Diseases often pile on, coinfecting people, animals and other organisms that are already fighting an infection. In one of the first studies of its kind, bioscientists from Rice University and the University of Michigan have shown that interactions between pathogens in individual hosts can predict the severity of multipathogen epidemics.
In lab experiments, scientists explored how the timing of bacterial and fungal infections in individual zooplankton impacted the severity of bacterial and fungal epidemics in zooplankton populations. The study, published this week in the Proceedings of the Royal Society B, showed that the order of infections in individual hosts can change the course of an epidemic.
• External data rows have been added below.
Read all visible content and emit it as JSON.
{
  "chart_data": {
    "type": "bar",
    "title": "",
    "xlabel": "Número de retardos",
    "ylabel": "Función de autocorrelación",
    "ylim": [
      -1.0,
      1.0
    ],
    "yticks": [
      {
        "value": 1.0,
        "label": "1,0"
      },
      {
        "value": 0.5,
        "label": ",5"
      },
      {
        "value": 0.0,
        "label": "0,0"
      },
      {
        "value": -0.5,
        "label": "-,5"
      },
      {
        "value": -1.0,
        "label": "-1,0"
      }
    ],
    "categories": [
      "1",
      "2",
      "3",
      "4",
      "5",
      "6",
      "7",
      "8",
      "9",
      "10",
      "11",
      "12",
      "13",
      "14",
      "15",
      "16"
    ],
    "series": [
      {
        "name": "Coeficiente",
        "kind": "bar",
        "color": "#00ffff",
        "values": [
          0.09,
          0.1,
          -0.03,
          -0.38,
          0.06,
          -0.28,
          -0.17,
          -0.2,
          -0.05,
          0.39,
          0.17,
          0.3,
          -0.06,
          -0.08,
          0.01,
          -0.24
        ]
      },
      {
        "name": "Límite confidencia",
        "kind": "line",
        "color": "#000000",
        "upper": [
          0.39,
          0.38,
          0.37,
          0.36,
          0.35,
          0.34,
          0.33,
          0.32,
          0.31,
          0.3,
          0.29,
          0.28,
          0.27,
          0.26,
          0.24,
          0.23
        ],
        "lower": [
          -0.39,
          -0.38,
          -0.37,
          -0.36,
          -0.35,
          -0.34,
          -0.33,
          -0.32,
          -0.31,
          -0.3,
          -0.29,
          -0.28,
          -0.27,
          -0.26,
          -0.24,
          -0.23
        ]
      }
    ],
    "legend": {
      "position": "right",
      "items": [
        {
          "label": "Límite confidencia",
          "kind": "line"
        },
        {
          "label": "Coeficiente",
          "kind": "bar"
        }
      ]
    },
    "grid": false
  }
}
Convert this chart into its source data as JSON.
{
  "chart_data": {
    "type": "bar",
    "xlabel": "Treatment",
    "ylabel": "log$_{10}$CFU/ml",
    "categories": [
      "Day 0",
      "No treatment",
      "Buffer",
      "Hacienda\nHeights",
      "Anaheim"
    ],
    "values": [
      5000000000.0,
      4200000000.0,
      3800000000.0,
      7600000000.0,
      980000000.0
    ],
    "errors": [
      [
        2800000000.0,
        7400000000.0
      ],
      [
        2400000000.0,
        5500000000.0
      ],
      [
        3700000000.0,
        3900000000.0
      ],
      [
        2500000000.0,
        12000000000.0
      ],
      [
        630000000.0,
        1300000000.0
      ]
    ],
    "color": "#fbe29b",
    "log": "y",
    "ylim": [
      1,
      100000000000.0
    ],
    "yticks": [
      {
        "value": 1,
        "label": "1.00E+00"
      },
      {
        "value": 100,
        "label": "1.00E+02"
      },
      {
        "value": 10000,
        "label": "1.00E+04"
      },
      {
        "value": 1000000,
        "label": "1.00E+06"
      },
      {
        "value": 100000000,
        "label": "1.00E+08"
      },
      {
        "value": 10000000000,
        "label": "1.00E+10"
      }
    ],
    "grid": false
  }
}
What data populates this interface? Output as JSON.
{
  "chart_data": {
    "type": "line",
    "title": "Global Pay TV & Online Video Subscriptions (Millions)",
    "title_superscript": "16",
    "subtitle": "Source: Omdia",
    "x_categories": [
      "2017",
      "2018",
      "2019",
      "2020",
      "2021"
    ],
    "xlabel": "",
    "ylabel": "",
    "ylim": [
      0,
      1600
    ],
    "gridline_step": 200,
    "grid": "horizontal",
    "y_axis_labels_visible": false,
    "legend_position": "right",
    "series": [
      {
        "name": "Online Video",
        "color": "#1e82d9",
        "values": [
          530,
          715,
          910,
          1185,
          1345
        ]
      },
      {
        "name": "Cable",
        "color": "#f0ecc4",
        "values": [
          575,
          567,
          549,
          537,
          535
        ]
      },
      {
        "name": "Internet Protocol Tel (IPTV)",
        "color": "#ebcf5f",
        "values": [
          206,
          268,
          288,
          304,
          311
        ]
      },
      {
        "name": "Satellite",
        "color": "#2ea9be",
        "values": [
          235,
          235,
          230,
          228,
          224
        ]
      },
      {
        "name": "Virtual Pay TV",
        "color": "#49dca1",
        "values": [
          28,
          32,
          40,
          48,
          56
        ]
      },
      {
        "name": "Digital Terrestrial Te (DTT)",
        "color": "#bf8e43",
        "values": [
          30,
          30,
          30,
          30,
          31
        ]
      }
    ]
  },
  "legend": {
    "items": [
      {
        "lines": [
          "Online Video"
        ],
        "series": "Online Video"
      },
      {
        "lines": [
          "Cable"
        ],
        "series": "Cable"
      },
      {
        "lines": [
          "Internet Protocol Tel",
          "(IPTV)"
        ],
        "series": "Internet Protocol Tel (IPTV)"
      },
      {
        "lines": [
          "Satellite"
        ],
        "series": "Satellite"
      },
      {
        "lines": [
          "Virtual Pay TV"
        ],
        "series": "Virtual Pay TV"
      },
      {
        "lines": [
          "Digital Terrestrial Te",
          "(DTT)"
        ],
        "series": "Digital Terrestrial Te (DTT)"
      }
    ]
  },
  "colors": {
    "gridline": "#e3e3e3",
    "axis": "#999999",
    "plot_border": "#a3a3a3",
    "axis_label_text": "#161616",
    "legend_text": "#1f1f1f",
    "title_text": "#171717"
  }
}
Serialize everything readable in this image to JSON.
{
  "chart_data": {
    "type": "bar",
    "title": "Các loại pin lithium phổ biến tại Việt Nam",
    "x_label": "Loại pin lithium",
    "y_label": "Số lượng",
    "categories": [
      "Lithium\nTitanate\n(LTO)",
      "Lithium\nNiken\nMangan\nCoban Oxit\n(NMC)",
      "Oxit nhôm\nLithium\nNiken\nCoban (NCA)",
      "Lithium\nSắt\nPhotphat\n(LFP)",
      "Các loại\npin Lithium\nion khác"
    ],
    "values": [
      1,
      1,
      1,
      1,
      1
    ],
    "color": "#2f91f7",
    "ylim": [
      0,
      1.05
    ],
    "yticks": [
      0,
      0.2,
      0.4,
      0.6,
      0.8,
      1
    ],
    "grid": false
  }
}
“It’s well known that the way parasites and pathogens interact within hosts can alter disease transmission, but the question has been, ‘What information do you need to gather about those interactions to be able to predict the severity of an epidemic?'” said corresponding author Patrick Clay, a University of Michigan postdoctoral associate who conducted the research during his Ph.D. studies at Rice.
“What we showed is that you need to understand how infection order alters within-host interactions to be able to predict the severity of epidemics,” he said. “We particularly need this information to predict how changes in the timing of an epidemic relative to co-occurring epidemics alters epidemic severity.”
The research does not apply to the coronavirus.
“This applies to situations where multiple epidemics are simultaneously occurring and where the co-occurring pathogens interact within hosts,” said study co-author Volker Rudolf, Clay’s Ph.D. adviser at Rice. “There is no data to suggest that this is the case for COVID-2019.”
But coinfections are common in humans and wildlife populations, and because they are difficult to study, much is still unknown about how they alter epidemic dynamics, Rudolf said.
“Disease biology and epidemiology have historically focused on one-on-one interactions: one pathogen, one host,” said Rudolf, a professor of biosciences at Rice. “However, scientists increasingly recognize that diseases don’t exist in a vacuum. In reality, a diverse community of parasites and pathogens are out there, and they interact with each other. This study emphasizes a more holistic, almost community type of approach to studying infectious diseases.”
The study combined experiments with epidemiology models and computer simulations.
The zooplankton species used in the experiments, Daphnia dentifera, is a small crustacean that’s both abundant and ecologically important in lakes across the U.S. Midwest. Zooplankton are also transparent, and Clay used a microscope to detect and monitor the growth of fungal and bacterial spores inside the animals. By altering the order of infection in test populations and examining thousands of individuals, he was able to document crucial differences in the way the pathogens interacted inside hosts.
“The order in which pathogens infect the host determines how they interact in the host, and this interaction ultimately determines how epidemics play out in the entire host population,” he said.
Clay created epidemiological models that predicted the dynamics of fungal and bacterial epidemics in zooplankton populations that had one or both infections, when either the fungal or bacterial epidemic came before the other. He also spent months monitoring how epidemics progressed over many generations of infected and coinfected zooplankton populations.
By comparing data from experimental epidemics and computer simulations, Clay and Rudolf were able to determine what information was crucial to reliably predict how diseases would spread in coinfected populations.
“When we used models that ignored interactions between pathogens within coinfected hosts completely, the predictions were terrible,” Rudolf said. “The models improved somewhat once we accounted for interactions between coinfecting pathogens, but it was still completely off on what proportion of individuals got infected. Only when we also specifically accounted for how the order of pathogen infections altered interactions within a host were we able to accurately predict epidemics, including how long an epidemic lasts and the proportion of hosts the pathogens infected.”
Clay said the work is important because climate change will alter the timing of seasonal epidemics in many species, and understanding the impact of timing on epidemics will be crucial for ecologists. And his coinfection model could be useful for studying the severity of overlapping epidemics in other species.
“The model does not have anything in it that is specific to zooplankton,” he said. “It uses parameters like the rate at which hosts are dying, the rate at which new hosts are being born, the rate at which the disease is transmitted, and you can measure those for any disease.”
But the crucial metrics from his experiments, the data describing how order of infection altered within-host interactions between pathogens, are often either unknown or uncollected. And Clay hopes that will change.
“I hope this will influence people to look at what happens when you alter the order of infection in coinfected hosts,” he said. “Because we’ve shown that that information is vital for predicting epidemics, and if people start gathering that information now they will be more prepared to predict the severity of future epidemics.”
The study was co-authored by Meghan Duffy, a professor of ecology and evolutionary biology at the University of Michigan.
The research was supported by the National Science Foundation (DEB-1748729 and DEB-1601353).